TPACK: Framework for Your Project

Before we start,

1. Late Pass: I look forward to reading your blog postings due today in response to Chapter 1 – Meaningful Learning (required) and others(optional). If you have a late pass and plan on turning this on Friday, remember the readings are in this DropBox folder. description for this assignment can be found in Monday’s class blog posting.

2. Sharing Google Sites: Fill out this form so I can access your website. Was there any problem with the creation?

Today, we are going to review your readings and talk about TPACK (Technological Pedagogical Content Knowledge), which will serve as a framework for your project.

Part 1. Readings

What was the big idea or takeaway you had from the Meaningful Learning with Technology chapter? Was there anything that surprised you? Let’s talk about these three questions:

  1. From your perspective, how do people learn? What are the important processes or factors?
  2. Which of the skills described in this chapter are most important to you as an educator?
  3. What is the role of technology in learning? How does technology support learning in classrooms?

Part 2. TPACK (Technological Pedagogical Content Knowledge)

Your readings emphasizes the importance of understanding how people learn (or how we engage people in learning), what you teach (knowledge and skills), and how you integrate technology all together. This balance requires something called TPACK: Technological Pedagogical Content Knowledge. You may want to read this PowerPoint or want to read more about it in this article: What is Technological Pedagogical Content Knowledge (TPACK)?

The TPACK framework and its knowledgecomponents (Koehler & Mishra, 2009)

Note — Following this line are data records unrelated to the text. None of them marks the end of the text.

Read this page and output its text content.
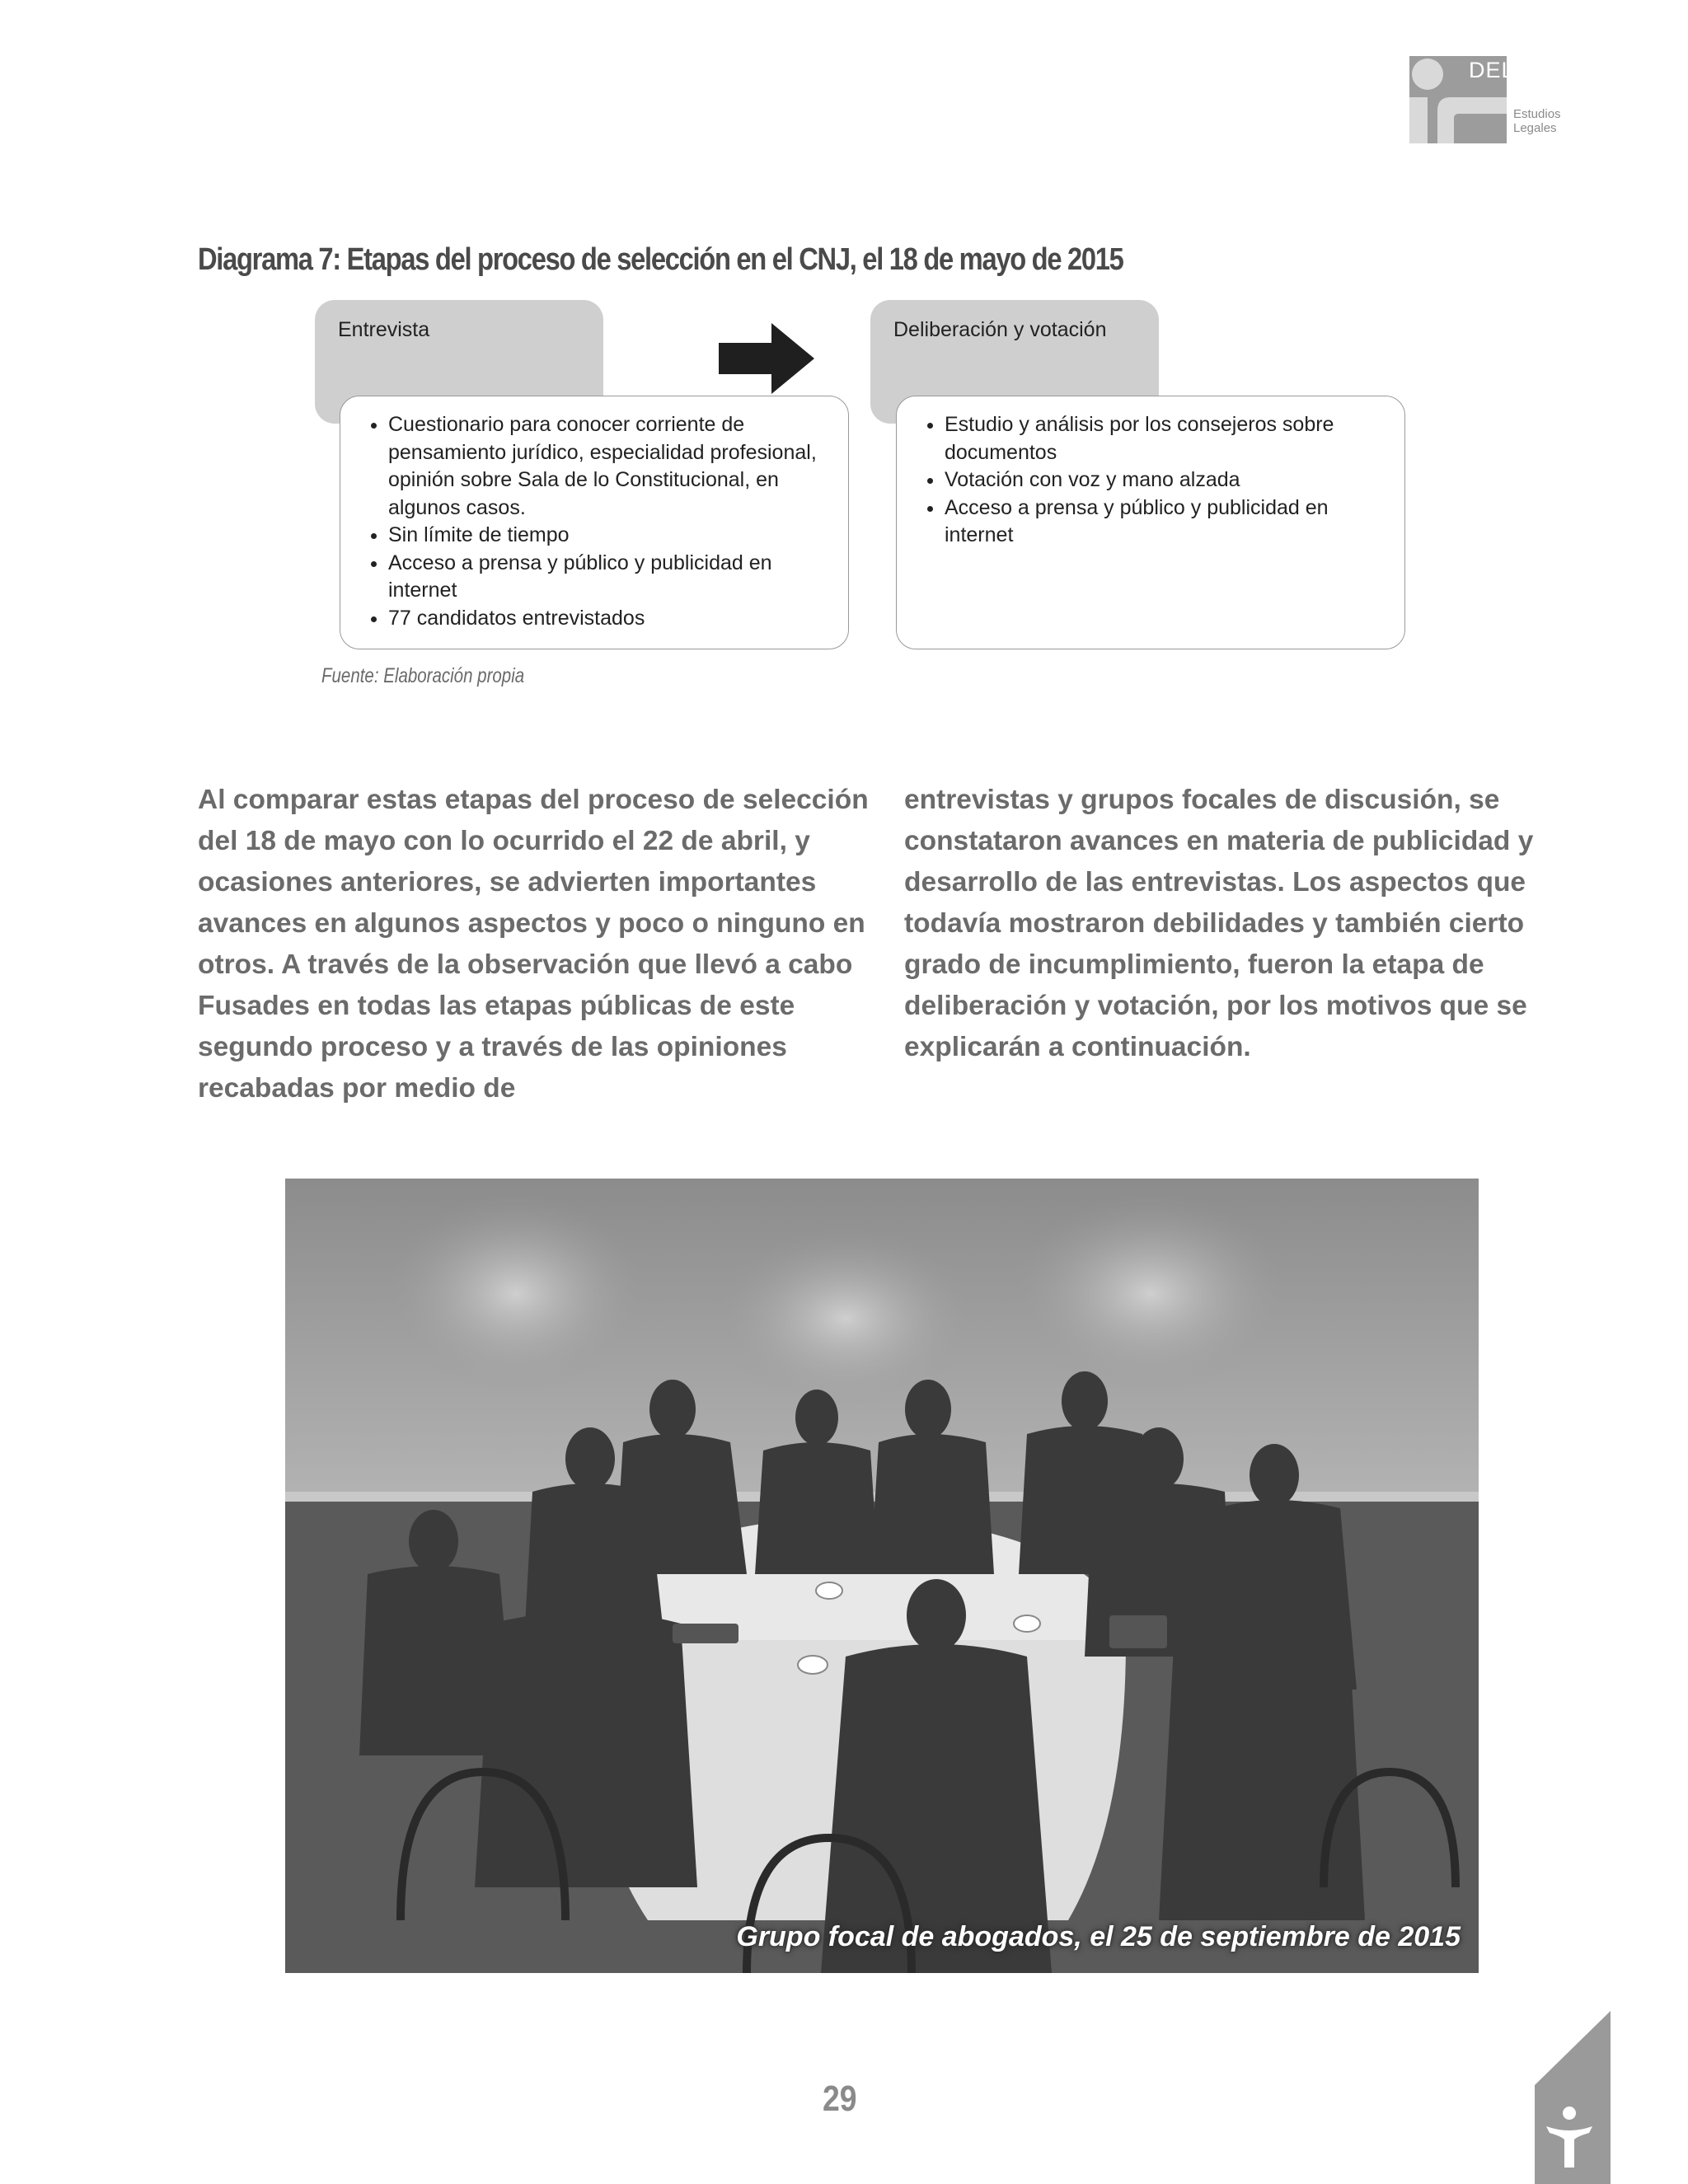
DEL
Estudios
Legales
Diagrama 7: Etapas del proceso de selección en el CNJ, el 18 de mayo de 2015
Entrevista
• Cuestionario para conocer corriente de pensamiento jurídico, especialidad profesional, opinión sobre Sala de lo Constitucional, en algunos casos.
• Sin límite de tiempo
• Acceso a prensa y público y publicidad en internet
• 77 candidatos entrevistados
Deliberación y votación
• Estudio y análisis por los consejeros sobre documentos
• Votación con voz y mano alzada
• Acceso a prensa y público y publicidad en internet
Fuente: Elaboración propia

Al comparar estas etapas del proceso de selección del 18 de mayo con lo ocurrido el 22 de abril, y ocasiones anteriores, se advierten importantes avances en algunos aspectos y poco o ninguno en otros. A través de la observación que llevó a cabo Fusades en todas las etapas públicas de este segundo proceso y a través de las opiniones recabadas por medio de

entrevistas y grupos focales de discusión, se constataron avances en materia de publicidad y desarrollo de las entrevistas. Los aspectos que todavía mostraron debilidades y también cierto grado de incumplimiento, fueron la etapa de deliberación y votación, por los motivos que se explicarán a continuación.

Grupo focal de abogados, el 25 de septiembre de 2015
29
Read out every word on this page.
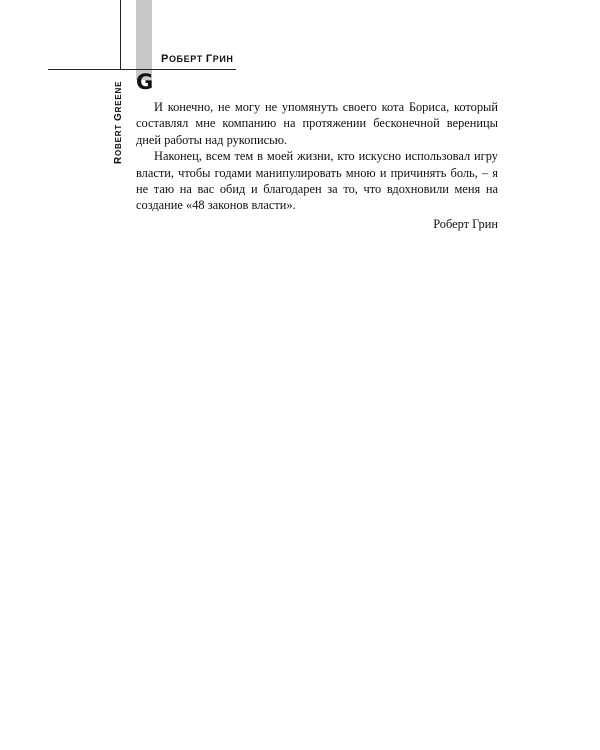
РОБЕРТ ГРИН
G
ROBERT GREENE	И конечно, не могу не упомянуть своего кота Бориса, который составлял мне компанию на протяжении бесконечной вереницы дней работы над рукописью.

Наконец, всем тем в моей жизни, кто искусно использовал игру власти, чтобы годами манипулировать мною и причинять боль, – я не таю на вас обид и благодарен за то, что вдохновили меня на создание «48 законов власти».

Роберт Грин
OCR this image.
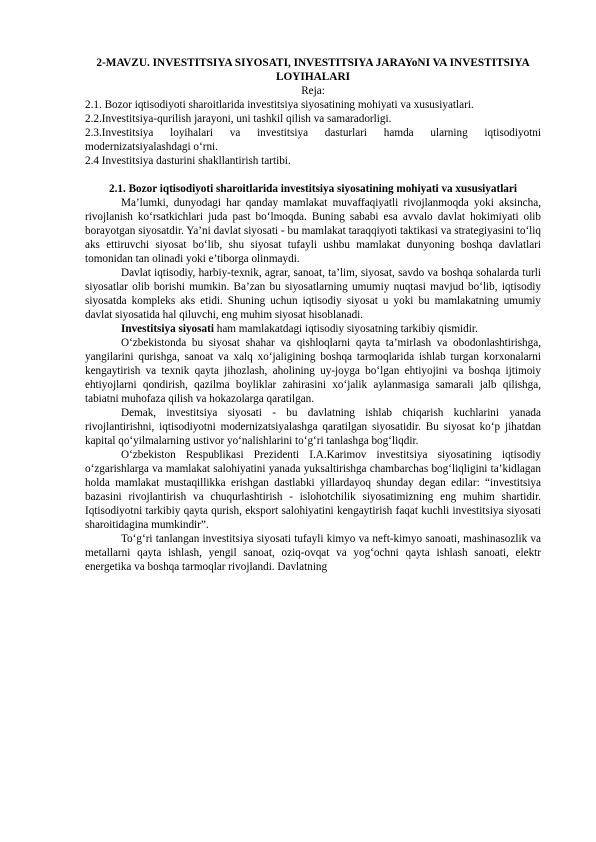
2-MAVZU. INVESTITSIYA SIYOSATI, INVESTITSIYA JARAYoNI VA INVESTITSIYA LOYIHALARI

Reja:

2.1. Bozor iqtisodiyoti sharoitlarida investitsiya siyosatining mohiyati va xususiyatlari.

2.2.Investitsiya-qurilish jarayoni, uni tashkil qilish va samaradorligi.

2.3.Investitsiya loyihalari va investitsiya dasturlari hamda ularning iqtisodiyotni modernizatsiyalashdagi o‘rni.

2.4 Investitsiya dasturini shakllantirish tartibi.

2.1. Bozor iqtisodiyoti sharoitlarida investitsiya siyosatining mohiyati va xususiyatlari

Ma’lumki, dunyodagi har qanday mamlakat muvaffaqiyatli rivojlanmoqda yoki aksincha, rivojlanish ko‘rsatkichlari juda past bo‘lmoqda. Buning sababi esa avvalo davlat hokimiyati olib borayotgan siyosatdir. Ya’ni davlat siyosati - bu mamlakat taraqqiyoti taktikasi va strategiyasini to‘liq aks ettiruvchi siyosat bo‘lib, shu siyosat tufayli ushbu mamlakat dunyoning boshqa davlatlari tomonidan tan olinadi yoki e’tiborga olinmaydi.

Davlat iqtisodiy, harbiy-texnik, agrar, sanoat, ta’lim, siyosat, savdo va boshqa sohalarda turli siyosatlar olib borishi mumkin. Ba’zan bu siyosatlarning umumiy nuqtasi mavjud bo‘lib, iqtisodiy siyosatda kompleks aks etidi. Shuning uchun iqtisodiy siyosat u yoki bu mamlakatning umumiy davlat siyosatida hal qiluvchi, eng muhim siyosat hisoblanadi.

Investitsiya siyosati ham mamlakatdagi iqtisodiy siyosatning tarkibiy qismidir.

O‘zbekistonda bu siyosat shahar va qishloqlarni qayta ta’mirlash va obodonlashtirishga, yangilarini qurishga, sanoat va xalq xo‘jaligining boshqa tarmoqlarida ishlab turgan korxonalarni kengaytirish va texnik qayta jihozlash, aholining uy-joyga bo‘lgan ehtiyojini va boshqa ijtimoiy ehtiyojlarni qondirish, qazilma boyliklar zahirasini xo‘jalik aylanmasiga samarali jalb qilishga, tabiatni muhofaza qilish va hokazolarga qaratilgan.

Demak, investitsiya siyosati - bu davlatning ishlab chiqarish kuchlarini yanada rivojlantirishni, iqtisodiyotni modernizatsiyalashga qaratilgan siyosatidir. Bu siyosat ko‘p jihatdan kapital qo‘yilmalarning ustivor yo‘nalishlarini to‘g‘ri tanlashga bog‘liqdir.

O‘zbekiston Respublikasi Prezidenti I.A.Karimov investitsiya siyosatining iqtisodiy o‘zgarishlarga va mamlakat salohiyatini yanada yuksaltirishga chambarchas bog‘liqligini ta’kidlagan holda mamlakat mustaqillikka erishgan dastlabki yillardayoq shunday degan edilar: “investitsiya bazasini rivojlantirish va chuqurlashtirish - islohotchilik siyosatimizning eng muhim shartidir. Iqtisodiyotni tarkibiy qayta qurish, eksport salohiyatini kengaytirish faqat kuchli investitsiya siyosati sharoitidagina mumkindir”.

To‘g‘ri tanlangan investitsiya siyosati tufayli kimyo va neft-kimyo sanoati, mashinasozlik va metallarni qayta ishlash, yengil sanoat, oziq-ovqat va yog‘ochni qayta ishlash sanoati, elektr energetika va boshqa tarmoqlar rivojlandi. Davlatning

Figure. The TPACK framework and its knowledge
components (Koehler & Mishra, 2009)

For many of you, your context in EDIT 2000 is that of a new teacher working to balance administrative constraints with your desire to create an innovative, interesting classroom. For the rest of you, using technological tools in the workplace to improve communication both within the organization and with external customers will be important. Whatever the context is, you don’t want to just use technology, but you want to use technology to engage your audience while meeting their needs.

See how one school in South Carolina has used technology to really engage their students.

Let’s watch one more short video about TPACK

Until next Wednesday, we will talk more about who, what, where you are teaching and how you are going to integrate technology, and we will work on creating your future class floor plan.

Part 3. Who are you teaching?

One of the most exciting parts of teaching is meeting your students. There aren’t many careers where every year (or every semester) you get the pleasure of meeting anywhere from 20-100 new people. It’s really one of the gifts of the job. Good teachers know their students. Better teachers understand their students. One path to knowing your students is to understand their generation.

Students you will teach (and any of you born after 1982) are sometimes called “digital natives” a phrase coined by Marc Prensky. Most of the teachers you’ve had are considered“digital immigrants”. Here’s a video of some “digital natives” talking about their lives.

Let’s what one more video of 21st century learners.


1. Watch the TPACK Radio/Video Show created by the primary researchers behind TPACK. (also review the resources from class)

2. Based on the presentation, class discussion, readings, videos, and your personal opinion, respond to the following questions in a new Blog Postings Page. Be prepared to discuss them in class on Friday.

  • Do you see yourself as a digital native or a digital immigrant? Why?
  • How does the idea of a digital generation impact your potential to meet the needs of your future students? Use data from Kaiser Family Foundation report on media use by children to explain your answer.
  • Read “Digital Nativism” by Jamie McKenzie. Revisit what we talked about in class. Who is right? Who is wrong? What does this mean for teaching and learning in your classroom?
  • Read about the Class of 2015, and Write a summary for the Class of 2025 (current fourth graders). What would their Mindset list look like? What historical events happened before 2004 (the year they were born) that will have a different meaning for you than it will for them? Just include 5 or 6 items.